Herb-Crusted Rack of Lamb
Wood-Fired Winter Vegetables
Main Course
Prep Time: 20 MINUTES
Cook Time: 20 MINUTES
Serves: 4
Ingredients
- 1 rack of lamb (approximately 8 ribs)
- Olive oil
- Salt & freshly ground black pepper
- Assortment of baby carrots, parsnips, Brussel sprouts
- 2-3 sprigs of fresh rosemary, coarse chop
- 2-3 sprigs of fresh thyme, coarse chop
- ¼ cup olive oil
- 2 tablespoons lamb fat (reserved from trimming the rack)
- 2 tablespoons balsamic vinegar
For the Sauce:
Directions
- Preheat your wood-burning oven to a high temperature, ideally around 600-700°F.
- Trim any excess fat from the rack of lamb, leaving a thin layer for flavor. Reserve a couple of tablespoons of lamb fat for the sauce.

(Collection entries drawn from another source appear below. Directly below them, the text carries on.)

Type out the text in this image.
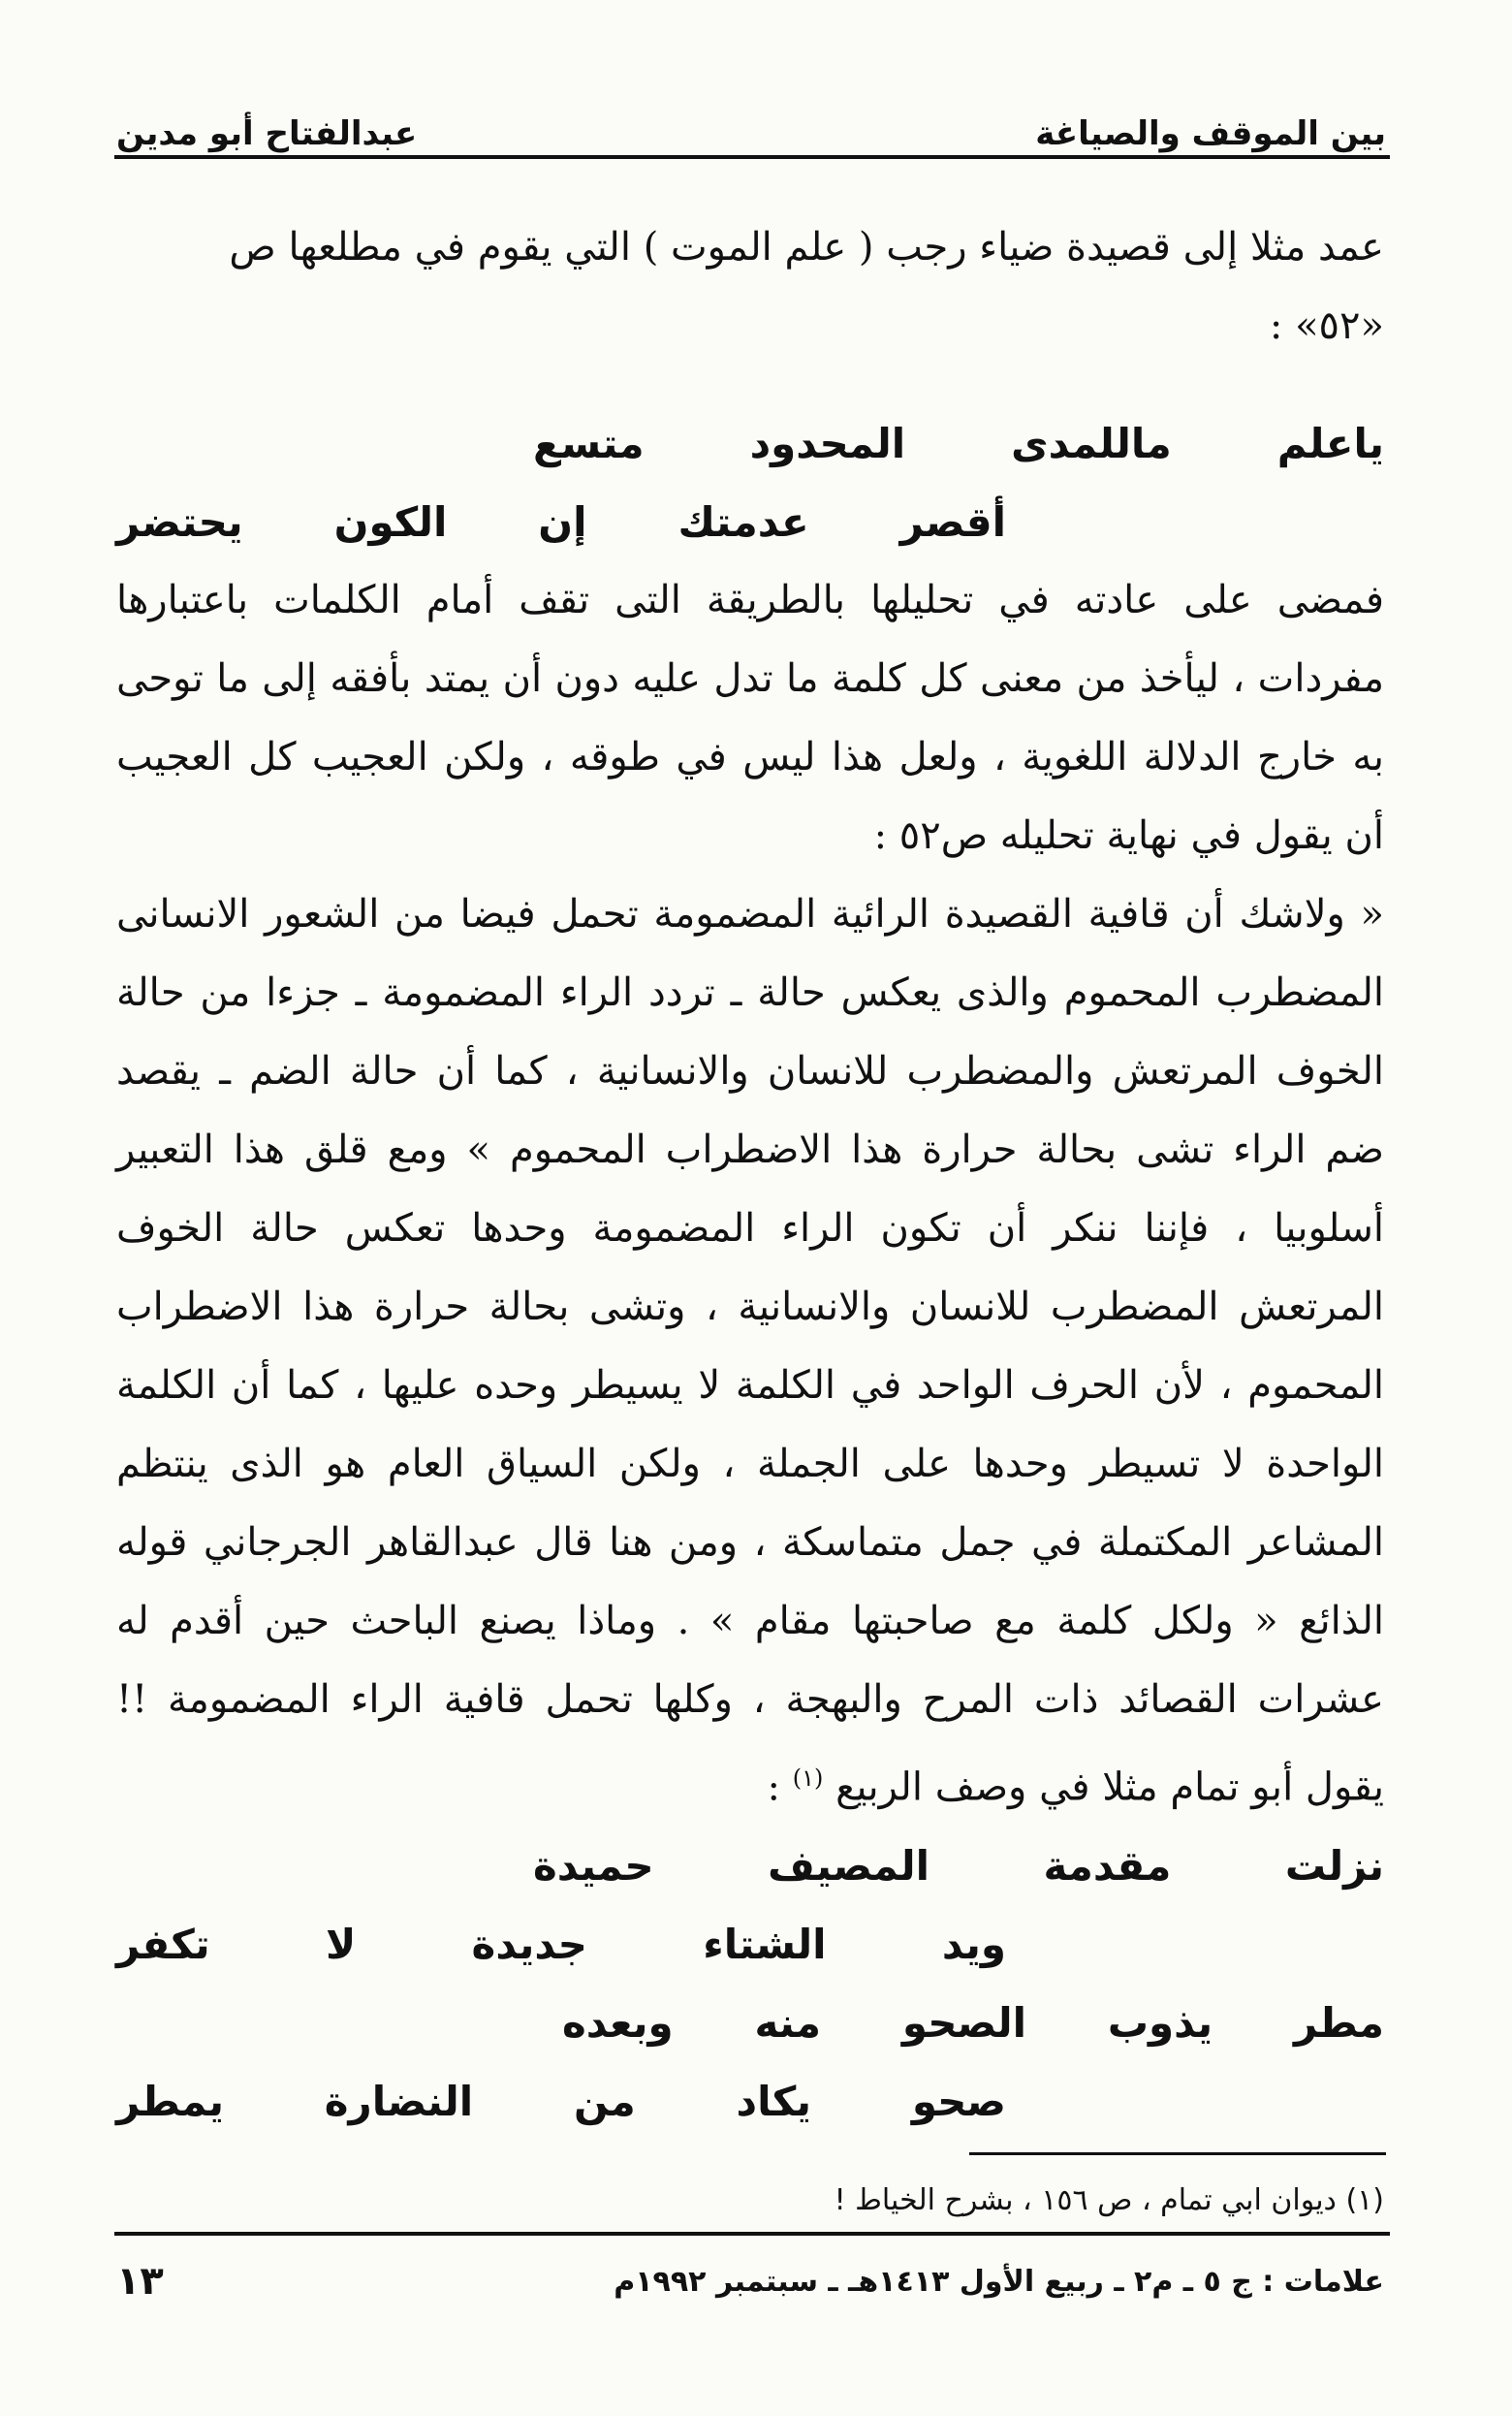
بين الموقف والصياغة
عبدالفتاح أبو مدين

عمد مثلا إلى قصيدة ضياء رجب ( علم الموت ) التي يقوم في مطلعها ص

«٥٢» :

ياعلم
ماللمدى
المحدود
متسع
أقصر
عدمتك
إن
الكون
يحتضر

فمضى على عادته في تحليلها بالطريقة التى تقف أمام الكلمات باعتبارها مفردات ، ليأخذ من معنى كل كلمة ما تدل عليه دون أن يمتد بأفقه إلى ما توحى به خارج الدلالة اللغوية ، ولعل هذا ليس في طوقه ، ولكن العجيب كل العجيب أن يقول في نهاية تحليله ص٥٢ :

« ولاشك أن قافية القصيدة الرائية المضمومة تحمل فيضا من الشعور الانسانى المضطرب المحموم والذى يعكس حالة ـ تردد الراء المضمومة ـ جزءا من حالة الخوف المرتعش والمضطرب للانسان والانسانية ، كما أن حالة الضم ـ يقصد ضم الراء تشى بحالة حرارة هذا الاضطراب المحموم » ومع قلق هذا التعبير أسلوبيا ، فإننا ننكر أن تكون الراء المضمومة وحدها تعكس حالة الخوف المرتعش المضطرب للانسان والانسانية ، وتشى بحالة حرارة هذا الاضطراب المحموم ، لأن الحرف الواحد في الكلمة لا يسيطر وحده عليها ، كما أن الكلمة الواحدة لا تسيطر وحدها على الجملة ، ولكن السياق العام هو الذى ينتظم المشاعر المكتملة في جمل متماسكة ، ومن هنا قال عبدالقاهر الجرجاني قوله الذائع « ولكل كلمة مع صاحبتها مقام » . وماذا يصنع الباحث حين أقدم له عشرات القصائد ذات المرح والبهجة ، وكلها تحمل قافية الراء المضمومة !! يقول أبو تمام مثلا في وصف الربيع $^{(١)}$ :

نزلت
مقدمة
المصيف
حميدة
ويد
الشتاء
جديدة
لا
تكفر
مطر
يذوب
الصحو
منه
وبعده
صحو
يكاد
من
النضارة
يمطر
(١) ديوان ابي تمام ، ص ١٥٦ ، بشرح الخياط !
علامات : ج ٥ ـ م٢ ـ ربيع الأول ١٤١٣هـ ـ سبتمبر ١٩٩٢م
١٣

- Rub lamb generously with olive oil. Season with salt & fresh pepper. Add fresh herbs.
- Toss prepped/cut veggies with some olive oil, salt & pepper and put in a rimmed baking sheet.
- Place seasoned lamb on top and put into the wood-burning oven. Cook for about 3-4 minutes per side, or until it develops a crust & reaches your desired level of doneness. For medium-rare, aim for an internal temperature of 130-135°F.
- While lamb/veggies are grilling, combine reserved lamb fat, olive oil & balsamic vinegar in a small saucepan. Heat over low heat until warmed through, stirring to combine.
- Once lamb is roasted to perfection, remove it from oven and let it rest for a few minutes. Set veggies aside and keep them warm.
- Slice the rack of lamb into individual chops or sections of two.
- Place veggies on serving platter and top with lamb chops.
- Drizzle with balsamic and lamb fat sauce.